When using salt for config management, the master normally communicates with its minions via ZeroMQ. This is one of its selling points – that it can handle thousands of minions where the overhead of establishing SSH sessions would otherwise be significant.
However, there’s another option – salt-ssh – which does as you’d expect and uses SSH for transport. The docs left me with the impression that salt-ssh was always a poorer alternative, for lazy devs not willing to install the salt-minion client on their machines.
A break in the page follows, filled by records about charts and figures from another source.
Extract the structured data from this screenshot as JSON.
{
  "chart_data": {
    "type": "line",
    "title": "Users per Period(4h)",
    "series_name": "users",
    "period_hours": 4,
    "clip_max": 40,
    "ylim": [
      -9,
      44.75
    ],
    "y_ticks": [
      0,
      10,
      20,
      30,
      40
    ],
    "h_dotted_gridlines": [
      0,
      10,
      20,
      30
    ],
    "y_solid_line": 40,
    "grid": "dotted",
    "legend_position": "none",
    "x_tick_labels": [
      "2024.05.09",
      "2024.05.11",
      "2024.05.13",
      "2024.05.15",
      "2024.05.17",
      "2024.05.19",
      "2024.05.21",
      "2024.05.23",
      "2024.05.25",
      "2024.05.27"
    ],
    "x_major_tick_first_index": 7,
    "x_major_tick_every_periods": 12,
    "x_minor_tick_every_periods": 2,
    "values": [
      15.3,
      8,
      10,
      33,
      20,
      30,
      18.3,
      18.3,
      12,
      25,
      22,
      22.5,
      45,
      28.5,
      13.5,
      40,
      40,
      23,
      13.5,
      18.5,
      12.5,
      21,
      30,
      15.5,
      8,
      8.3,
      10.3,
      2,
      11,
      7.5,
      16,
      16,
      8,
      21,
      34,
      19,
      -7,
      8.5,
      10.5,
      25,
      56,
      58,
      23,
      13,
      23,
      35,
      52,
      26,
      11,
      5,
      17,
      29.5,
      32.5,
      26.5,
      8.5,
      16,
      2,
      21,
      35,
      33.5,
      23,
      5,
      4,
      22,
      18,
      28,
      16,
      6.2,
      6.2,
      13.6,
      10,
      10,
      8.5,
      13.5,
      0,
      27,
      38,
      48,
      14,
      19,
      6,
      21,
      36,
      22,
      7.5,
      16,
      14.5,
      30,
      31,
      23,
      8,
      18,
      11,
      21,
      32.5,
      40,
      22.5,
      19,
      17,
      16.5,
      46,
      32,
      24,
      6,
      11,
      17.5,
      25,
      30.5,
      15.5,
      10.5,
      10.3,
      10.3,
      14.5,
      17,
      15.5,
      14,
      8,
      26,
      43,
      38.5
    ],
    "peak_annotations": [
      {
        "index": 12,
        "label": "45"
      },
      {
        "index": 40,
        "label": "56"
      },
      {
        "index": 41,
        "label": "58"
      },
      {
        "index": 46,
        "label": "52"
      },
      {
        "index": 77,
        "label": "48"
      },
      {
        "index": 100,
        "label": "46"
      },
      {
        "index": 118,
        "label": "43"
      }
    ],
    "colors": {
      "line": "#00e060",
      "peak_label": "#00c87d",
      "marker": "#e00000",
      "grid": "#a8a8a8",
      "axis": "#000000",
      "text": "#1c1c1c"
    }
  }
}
However, it does have several advantages for small-scale deployments:
Initial set up
Adding a minion to a cluster with salt ZeroMQ involves several steps:
- Install the
salt-minion
package - Configure the minion with the master’s location
- Start the minion, wait for it to contact with the master, then accept its key on the master.
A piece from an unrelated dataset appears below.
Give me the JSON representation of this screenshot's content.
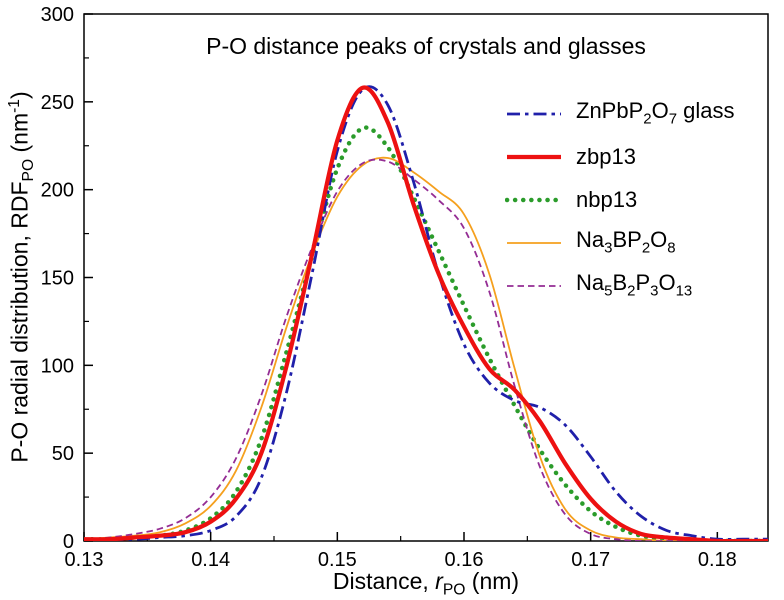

Note it’s also possible to pre-seed minions with keys, but that still requires a bootstrap process (likely involving SSH anyway).
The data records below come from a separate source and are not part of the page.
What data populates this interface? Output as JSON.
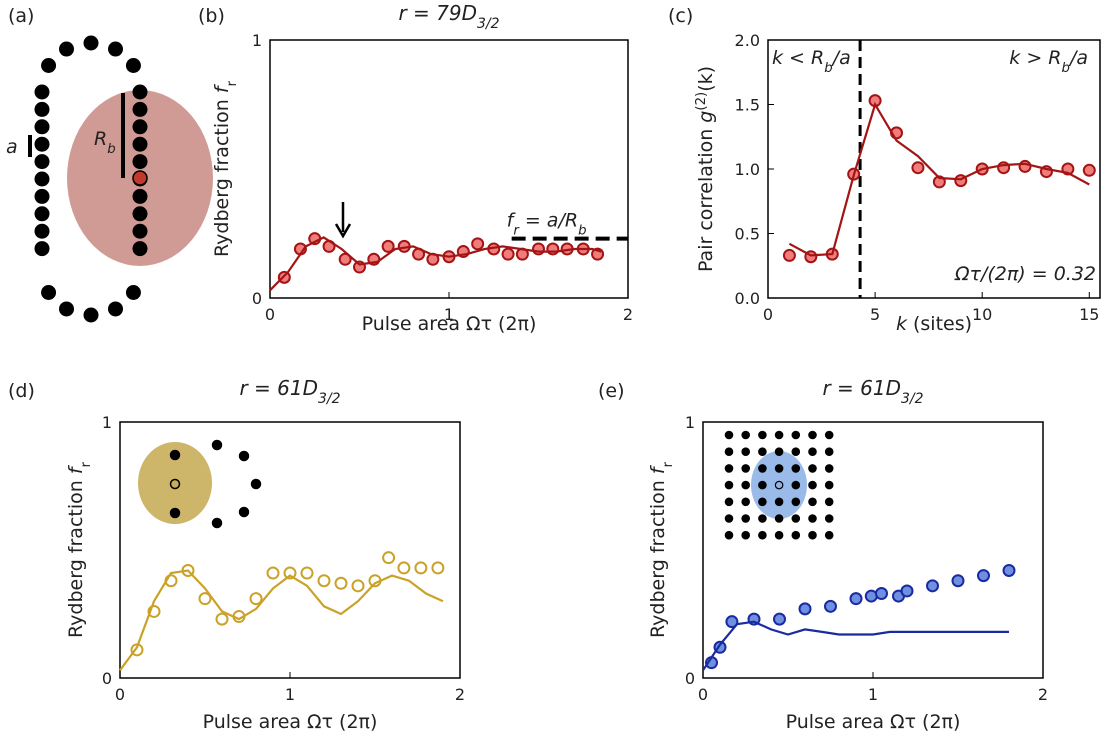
{
  "schematic": {
    "panel": "(a)",
    "spacing_label": "a",
    "radius_label": [
      {
        "text": "R"
      },
      {
        "text": "b",
        "sub": true
      }
    ]
  },
  "chart_data": [
    {
      "type": "line",
      "panel": "(b)",
      "title": [
        {
          "text": "r = 79D"
        },
        {
          "text": "3/2",
          "sub": true
        }
      ],
      "xlabel": "Pulse area Ωτ (2π)",
      "ylabel": [
        {
          "text": "Rydberg fraction "
        },
        {
          "text": "f",
          "italic": true
        },
        {
          "text": "r",
          "sub": true
        }
      ],
      "xlim": [
        0,
        2
      ],
      "ylim": [
        0,
        1
      ],
      "xticks": [
        0,
        1,
        2
      ],
      "yticks": [
        0,
        1
      ],
      "annotation": [
        {
          "text": "f"
        },
        {
          "text": "r",
          "sub": true
        },
        {
          "text": " = a/R"
        },
        {
          "text": "b",
          "sub": true
        }
      ],
      "hline": {
        "y": 0.23,
        "x": [
          1.35,
          2
        ]
      },
      "series": [
        {
          "kind": "markers",
          "color": "#a31515",
          "marker_fill": "#f07c7c",
          "x": [
            0.08,
            0.17,
            0.25,
            0.33,
            0.42,
            0.5,
            0.58,
            0.66,
            0.75,
            0.83,
            0.91,
            1.0,
            1.08,
            1.16,
            1.25,
            1.33,
            1.41,
            1.5,
            1.58,
            1.66,
            1.75,
            1.83
          ],
          "values": [
            0.08,
            0.19,
            0.23,
            0.2,
            0.15,
            0.12,
            0.15,
            0.2,
            0.2,
            0.17,
            0.15,
            0.16,
            0.18,
            0.21,
            0.19,
            0.17,
            0.17,
            0.19,
            0.19,
            0.19,
            0.19,
            0.17
          ]
        },
        {
          "kind": "line",
          "color": "#a31515",
          "x": [
            0,
            0.1,
            0.2,
            0.3,
            0.4,
            0.5,
            0.6,
            0.7,
            0.8,
            0.9,
            1.0,
            1.1,
            1.2,
            1.3,
            1.4,
            1.5,
            1.6,
            1.7,
            1.8,
            1.85
          ],
          "values": [
            0.03,
            0.1,
            0.2,
            0.235,
            0.19,
            0.13,
            0.14,
            0.19,
            0.2,
            0.17,
            0.16,
            0.17,
            0.19,
            0.2,
            0.19,
            0.18,
            0.18,
            0.19,
            0.19,
            0.18
          ]
        }
      ]
    },
    {
      "type": "line",
      "panel": "(c)",
      "xlabel": [
        {
          "text": "k",
          "italic": true
        },
        {
          "text": " (sites)"
        }
      ],
      "ylabel": [
        {
          "text": "Pair correlation "
        },
        {
          "text": "g",
          "italic": true
        },
        {
          "text": "(2)",
          "sup": true
        },
        {
          "text": "(k)"
        }
      ],
      "xlim": [
        0,
        15.5
      ],
      "ylim": [
        0,
        2
      ],
      "xticks": [
        0,
        5,
        10,
        15
      ],
      "yticks": [
        {
          "value": 0,
          "label": "0.0"
        },
        0.5,
        {
          "value": 1,
          "label": "1.0"
        },
        1.5,
        {
          "value": 2,
          "label": "2.0"
        }
      ],
      "vline": 4.3,
      "region_left": [
        {
          "text": "k < R"
        },
        {
          "text": "b",
          "sub": true
        },
        {
          "text": "/a"
        }
      ],
      "region_right": [
        {
          "text": "k > R"
        },
        {
          "text": "b",
          "sub": true
        },
        {
          "text": "/a"
        }
      ],
      "annotation": "Ωτ/(2π) = 0.32",
      "series": [
        {
          "kind": "markers",
          "color": "#a31515",
          "marker_fill": "#f07c7c",
          "x": [
            1,
            2,
            3,
            4,
            5,
            6,
            7,
            8,
            9,
            10,
            11,
            12,
            13,
            14,
            15
          ],
          "values": [
            0.33,
            0.32,
            0.34,
            0.96,
            1.53,
            1.28,
            1.01,
            0.9,
            0.91,
            1.0,
            1.01,
            1.02,
            0.98,
            1.0,
            0.99
          ]
        },
        {
          "kind": "line",
          "color": "#a31515",
          "x": [
            1,
            2,
            3,
            4,
            5,
            6,
            7,
            8,
            9,
            10,
            11,
            12,
            13,
            14,
            15
          ],
          "values": [
            0.42,
            0.33,
            0.34,
            0.95,
            1.5,
            1.22,
            1.1,
            0.93,
            0.92,
            1.0,
            1.03,
            1.04,
            1.0,
            0.97,
            0.88
          ]
        }
      ]
    },
    {
      "type": "line",
      "panel": "(d)",
      "title": [
        {
          "text": "r = 61D"
        },
        {
          "text": "3/2",
          "sub": true
        }
      ],
      "xlabel": "Pulse area Ωτ (2π)",
      "ylabel": [
        {
          "text": "Rydberg fraction "
        },
        {
          "text": "f",
          "italic": true
        },
        {
          "text": "r",
          "sub": true
        }
      ],
      "xlim": [
        0,
        2
      ],
      "ylim": [
        0,
        1
      ],
      "xticks": [
        0,
        1,
        2
      ],
      "yticks": [
        0,
        1
      ],
      "inset": "ring",
      "series": [
        {
          "kind": "markers",
          "color": "#c9a227",
          "marker_fill": "none",
          "x": [
            0.1,
            0.2,
            0.3,
            0.4,
            0.5,
            0.6,
            0.7,
            0.8,
            0.9,
            1.0,
            1.1,
            1.2,
            1.3,
            1.4,
            1.5,
            1.58,
            1.67,
            1.77,
            1.87
          ],
          "values": [
            0.11,
            0.26,
            0.38,
            0.42,
            0.31,
            0.23,
            0.24,
            0.31,
            0.41,
            0.41,
            0.41,
            0.38,
            0.37,
            0.36,
            0.38,
            0.47,
            0.43,
            0.43,
            0.43
          ]
        },
        {
          "kind": "line",
          "color": "#c9a227",
          "x": [
            0,
            0.1,
            0.2,
            0.3,
            0.4,
            0.5,
            0.6,
            0.7,
            0.8,
            0.9,
            1.0,
            1.1,
            1.2,
            1.3,
            1.4,
            1.5,
            1.6,
            1.7,
            1.8,
            1.9
          ],
          "values": [
            0.03,
            0.12,
            0.3,
            0.41,
            0.42,
            0.35,
            0.26,
            0.23,
            0.27,
            0.35,
            0.4,
            0.36,
            0.28,
            0.25,
            0.3,
            0.37,
            0.4,
            0.38,
            0.33,
            0.3
          ]
        }
      ]
    },
    {
      "type": "line",
      "panel": "(e)",
      "title": [
        {
          "text": "r = 61D"
        },
        {
          "text": "3/2",
          "sub": true
        }
      ],
      "xlabel": "Pulse area Ωτ (2π)",
      "ylabel": [
        {
          "text": "Rydberg fraction "
        },
        {
          "text": "f",
          "italic": true
        },
        {
          "text": "r",
          "sub": true
        }
      ],
      "xlim": [
        0,
        2
      ],
      "ylim": [
        0,
        1
      ],
      "xticks": [
        0,
        1,
        2
      ],
      "yticks": [
        0,
        1
      ],
      "inset": "grid",
      "series": [
        {
          "kind": "markers",
          "color": "#1a2aa0",
          "marker_fill": "#6f8fe0",
          "x": [
            0.05,
            0.1,
            0.17,
            0.3,
            0.45,
            0.6,
            0.75,
            0.9,
            0.99,
            1.05,
            1.15,
            1.2,
            1.35,
            1.5,
            1.65,
            1.8
          ],
          "values": [
            0.06,
            0.12,
            0.22,
            0.23,
            0.23,
            0.27,
            0.28,
            0.31,
            0.32,
            0.33,
            0.32,
            0.34,
            0.36,
            0.38,
            0.4,
            0.42
          ]
        },
        {
          "kind": "line",
          "color": "#1a2aa0",
          "x": [
            0,
            0.1,
            0.2,
            0.3,
            0.4,
            0.5,
            0.6,
            0.7,
            0.8,
            0.9,
            1.0,
            1.1,
            1.2,
            1.3,
            1.4,
            1.5,
            1.6,
            1.7,
            1.8
          ],
          "values": [
            0.03,
            0.13,
            0.21,
            0.22,
            0.19,
            0.17,
            0.19,
            0.18,
            0.17,
            0.17,
            0.17,
            0.18,
            0.18,
            0.18,
            0.18,
            0.18,
            0.18,
            0.18,
            0.18
          ]
        }
      ]
    }
  ]
}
With salt-ssh, minions are simply declared in a roster file on the master:
minion-1: 1.1.1.1
minion-2: 1.1.1.2
minion-3: 1.1.1.3
Providing the master already has SSH access, no further set up is required.
Keeping minion versions in sync
Anyone who’s attempted to update the salt-minion package via salt will know it’s not as straight-forward as it could be. With salt-ssh, there’s no minion to install, so updating your cluster is as simple as updating the master.
Key management
Salt with ZeroMQ ties the minion’s key to its ID, so changing the ID means
updating the key on the master. If you’ve gone down the recommended route
of embedding metadata in your IDs such as vm-web-1
, you’re in for a lot of
key-churn when reassigning minion roles.
e.g. a pillar file from the docs:
base:
'*':
- packages
'web*':
- apache
- vim
With salt-ssh, this is avoided because key management’s delegated to SSH, where you’re likely to tie identities to IPs, allowing the minion ID to be dynamic.
You don’t need a permanently-running master
With salt-ssh, the master initiates the connection with the minion, rather than the other way around. For developers running personal projects from their laptops, this offers the advantage that you don’t need to have a separate machine running a master just to control a few VMs.
Of course, this does come with some downsides: you can’t have the master run jobs periodically, or in response to external triggers.